Combien de temps a-t-il fallu pour tourner « Aurora’s Sunrise » ?
Plus de 7 ans... Cette période a été interrompue d'abord par le Covid, puis par la guerre d'Artsakh de 44 jours, durant laquelle tous les hommes de notre studio "Bars Media" ont été en première ligne, certains sous le feu direct. Mais tout d'abord, il a fallu beaucoup de temps pour réaliser le format choisi du film, qui combine animation, interviews documentaires d'Arshaluys, parties restaurées du film "Les Âmes aux enchères" et documents d'archives. Le plus difficile a été la mise en œuvre de l'animation, qui donne une occasion unique de réfléchir sur les événements difficiles dans un langage esthétique sans montrer directement la dure réalité. Le financement du projet a également été long et compliqué, réalisé grâce au soutien des centres cinématographiques arméniens et lituaniens, Eurimage, l'Institut Zoryan, la société Arte TV et de nombreuses autres structures culturelles.
Croyez-vous que la Turquie reconnaîtra enfin le génocide arménien ?

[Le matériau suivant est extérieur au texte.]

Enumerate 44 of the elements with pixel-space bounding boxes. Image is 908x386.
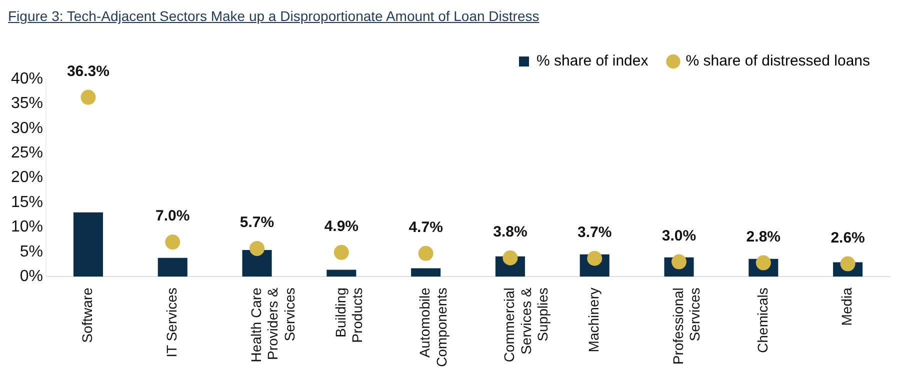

La Turquie d'aujourd'hui, non. C'est la société civile de ce pays qui peut changer la situation. Cependant, aujourd'hui, dans cet État, des intellectuels, des artistes, des chercheurs et des défenseurs des droits de l'homme libres d'esprit sont soumis à des pressions politiques. Notre film a été soutenu par la "Plateforme Cinéma Arménie-Turquie" du Golden Apricot, mais la coordinatrice de la partie turque de ce projet, la productrice Çiğdem Mater https://en.m.wikipedia.org/wiki/Çiğdem_Mater est aujourd'hui emprisonnée et condamnée à 18 ans de réclusion. Compte tenu de la politique intérieure et étrangère de la Turquie, aujourd'hui, je ne pense pas qu'il y ait le moindre espoir que cet État ait le courage d'affronter la question de la reconnaissance du génocide arménien.